The company will pay a 500-million-euro fine for tax evasion, as well as a further 465 million euros to settle claims with French tax authorities.
In a statement, Google confirmed the settlement and hailed the fact it had put an end to fiscal differences that it had had with France for numerous years.
The settlement on Thursday follows similar out-of-court agreements reached by Google in Italy and Britain in recent years, though the French agreement is much larger than the previous ones.
Google said it now wanted to see a coordinated reform for a clear international taxation framework.
French Justice Minister Nicole Belloubet and Budget Minister Gerald Darmanin welcomed the “definitive settling” of all the contentious issues, adding in a statement that it was the result of two years of intense work by the French authorities.
“This outcome is good news for the public finances and fiscal fairness in France,” their statement said.

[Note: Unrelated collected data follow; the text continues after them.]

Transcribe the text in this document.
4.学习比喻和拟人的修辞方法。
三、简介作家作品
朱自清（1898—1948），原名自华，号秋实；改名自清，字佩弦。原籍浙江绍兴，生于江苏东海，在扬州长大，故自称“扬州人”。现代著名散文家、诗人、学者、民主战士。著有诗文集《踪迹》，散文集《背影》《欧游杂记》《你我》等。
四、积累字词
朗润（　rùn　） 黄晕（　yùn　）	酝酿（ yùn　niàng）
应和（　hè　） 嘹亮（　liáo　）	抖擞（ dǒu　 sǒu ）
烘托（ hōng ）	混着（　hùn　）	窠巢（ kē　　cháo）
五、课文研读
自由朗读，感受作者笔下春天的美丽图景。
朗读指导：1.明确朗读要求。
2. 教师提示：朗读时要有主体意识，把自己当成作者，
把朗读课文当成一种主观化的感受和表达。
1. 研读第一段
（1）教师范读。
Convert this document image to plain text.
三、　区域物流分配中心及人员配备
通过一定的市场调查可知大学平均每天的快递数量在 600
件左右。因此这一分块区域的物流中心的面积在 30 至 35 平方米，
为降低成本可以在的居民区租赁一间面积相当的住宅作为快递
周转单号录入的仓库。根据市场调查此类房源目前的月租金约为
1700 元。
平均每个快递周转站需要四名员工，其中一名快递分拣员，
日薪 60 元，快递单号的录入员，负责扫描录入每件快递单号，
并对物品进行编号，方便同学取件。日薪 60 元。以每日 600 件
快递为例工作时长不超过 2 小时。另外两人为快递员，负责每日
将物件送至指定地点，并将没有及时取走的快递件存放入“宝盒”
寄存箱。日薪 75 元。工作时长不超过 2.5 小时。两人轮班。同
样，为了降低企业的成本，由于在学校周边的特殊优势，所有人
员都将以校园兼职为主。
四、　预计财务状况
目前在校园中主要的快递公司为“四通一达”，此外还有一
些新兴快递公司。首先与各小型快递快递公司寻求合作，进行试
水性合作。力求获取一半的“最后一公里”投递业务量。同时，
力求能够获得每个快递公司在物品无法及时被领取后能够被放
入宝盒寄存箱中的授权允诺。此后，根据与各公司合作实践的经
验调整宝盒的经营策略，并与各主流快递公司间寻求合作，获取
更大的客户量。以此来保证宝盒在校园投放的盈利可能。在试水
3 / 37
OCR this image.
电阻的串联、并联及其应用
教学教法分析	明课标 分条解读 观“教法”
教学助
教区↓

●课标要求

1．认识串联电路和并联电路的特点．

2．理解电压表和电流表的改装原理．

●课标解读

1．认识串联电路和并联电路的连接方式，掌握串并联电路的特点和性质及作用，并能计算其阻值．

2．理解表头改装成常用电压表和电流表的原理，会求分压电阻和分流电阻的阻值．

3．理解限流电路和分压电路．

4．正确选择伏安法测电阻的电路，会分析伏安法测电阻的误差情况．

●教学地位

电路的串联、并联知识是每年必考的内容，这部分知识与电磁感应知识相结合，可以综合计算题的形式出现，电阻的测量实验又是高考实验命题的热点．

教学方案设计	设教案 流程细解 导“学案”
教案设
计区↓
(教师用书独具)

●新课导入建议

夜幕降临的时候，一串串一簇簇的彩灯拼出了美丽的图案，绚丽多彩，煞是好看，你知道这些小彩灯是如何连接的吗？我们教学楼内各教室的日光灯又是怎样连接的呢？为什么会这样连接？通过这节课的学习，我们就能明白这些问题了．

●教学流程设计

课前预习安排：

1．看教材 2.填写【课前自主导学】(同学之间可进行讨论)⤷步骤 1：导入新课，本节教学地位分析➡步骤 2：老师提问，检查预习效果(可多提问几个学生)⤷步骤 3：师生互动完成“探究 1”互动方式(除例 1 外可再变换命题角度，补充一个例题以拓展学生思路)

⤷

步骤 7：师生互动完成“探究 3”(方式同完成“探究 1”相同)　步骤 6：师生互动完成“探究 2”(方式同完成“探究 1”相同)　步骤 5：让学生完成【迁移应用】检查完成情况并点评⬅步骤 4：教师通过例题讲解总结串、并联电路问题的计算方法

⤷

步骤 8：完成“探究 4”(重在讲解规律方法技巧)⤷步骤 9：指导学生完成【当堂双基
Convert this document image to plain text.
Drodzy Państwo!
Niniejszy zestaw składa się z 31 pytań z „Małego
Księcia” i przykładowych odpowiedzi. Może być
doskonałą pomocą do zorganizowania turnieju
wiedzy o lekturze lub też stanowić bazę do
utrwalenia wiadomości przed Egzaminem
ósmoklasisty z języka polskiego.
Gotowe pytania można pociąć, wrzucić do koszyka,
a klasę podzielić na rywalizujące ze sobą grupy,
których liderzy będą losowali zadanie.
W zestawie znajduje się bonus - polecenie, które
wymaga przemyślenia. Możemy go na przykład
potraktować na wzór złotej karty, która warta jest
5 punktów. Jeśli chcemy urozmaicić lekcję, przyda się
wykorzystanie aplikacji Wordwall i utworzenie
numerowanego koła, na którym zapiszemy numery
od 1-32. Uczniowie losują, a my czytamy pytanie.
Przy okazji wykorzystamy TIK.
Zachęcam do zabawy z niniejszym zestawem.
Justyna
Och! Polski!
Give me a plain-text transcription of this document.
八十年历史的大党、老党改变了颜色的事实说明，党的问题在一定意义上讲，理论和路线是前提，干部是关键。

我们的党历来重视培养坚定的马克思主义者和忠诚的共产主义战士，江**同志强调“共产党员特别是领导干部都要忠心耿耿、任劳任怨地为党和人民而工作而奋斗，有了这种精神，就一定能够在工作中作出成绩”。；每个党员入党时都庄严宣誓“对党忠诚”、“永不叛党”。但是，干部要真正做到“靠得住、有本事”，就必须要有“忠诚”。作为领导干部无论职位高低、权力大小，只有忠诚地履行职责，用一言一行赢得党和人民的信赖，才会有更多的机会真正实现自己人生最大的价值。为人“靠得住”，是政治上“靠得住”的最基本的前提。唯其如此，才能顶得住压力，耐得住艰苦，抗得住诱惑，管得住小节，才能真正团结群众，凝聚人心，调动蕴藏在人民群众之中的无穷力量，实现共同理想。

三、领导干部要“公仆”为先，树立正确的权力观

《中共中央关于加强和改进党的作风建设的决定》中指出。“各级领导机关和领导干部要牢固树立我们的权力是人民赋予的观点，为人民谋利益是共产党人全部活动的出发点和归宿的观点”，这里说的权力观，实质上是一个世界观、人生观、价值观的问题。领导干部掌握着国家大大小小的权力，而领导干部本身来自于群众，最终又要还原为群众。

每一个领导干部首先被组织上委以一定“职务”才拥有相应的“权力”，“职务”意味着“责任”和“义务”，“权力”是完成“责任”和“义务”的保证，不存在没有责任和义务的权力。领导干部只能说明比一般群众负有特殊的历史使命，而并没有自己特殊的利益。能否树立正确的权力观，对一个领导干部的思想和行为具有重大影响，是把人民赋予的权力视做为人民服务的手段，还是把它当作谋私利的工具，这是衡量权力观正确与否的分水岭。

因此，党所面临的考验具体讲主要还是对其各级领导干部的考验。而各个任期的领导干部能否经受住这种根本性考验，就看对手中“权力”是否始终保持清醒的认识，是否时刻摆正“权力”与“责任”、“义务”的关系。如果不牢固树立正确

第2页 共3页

Belloubet said the settlement showed that the French authorities have the tools to ensure an equitable tax system.
“It is a historic settlement both for our public finances and because it marks the end of an era,” Darmanin said. “By normalising Google’s situation in France, (the settlement) responds to our citizens’ demands for fiscal fairness,” he said.
The settlement comes as France and its European allies seek to find common ground with the United States in a long-running dispute over the taxation of digital giants.
Google, like several other big American tech companies, has its European headquarters in Ireland, where the government has set the corporate tax rate at just 12.5 per cent in a bid to attract big companies.
But leading EU states like France argue that this is allowing tech giants to avoid paying sufficient taxes on the huge profits and sales they accrue in big countries outside where the tech giants are headquartered.
The French parliament in July passed a law taxing digital giants on their French operations, drawing an angry response from US President Donald Trump and threats of retaliation.
The British government is now planning a similar move, at a time when it also hopes to build on its relationship with Washington as it exits the European Union.
But French President Emmanuel Macron said alongside Trump at the G7 summit in August that leaders had reached an agreement on the taxation of tech giants, though the precise details remain to be worked out.
Macron has said it will scrap its digital tax once a new international levy being discussed among the 134 OECD countries is in place, which Paris hopes will happen next year.
Pascal Saint-Amans, who is leading the negotiations as head of tax policy at the OECD, said after the G7 that progress is being made but several key issues still need to be hammered out.
The Google investigation in France was first opened by anti-fraud prosecutors in 2015 and was followed by searches at its Paris headquarters in 2016, an operation codenamed “Tulip” that mobilised a hundred police and experts.
In 2016, Google paid USD 160,000 in a settlement with the British authorities and in 2017 agreed to pay 306 million euros to settle a tax dispute in Italy.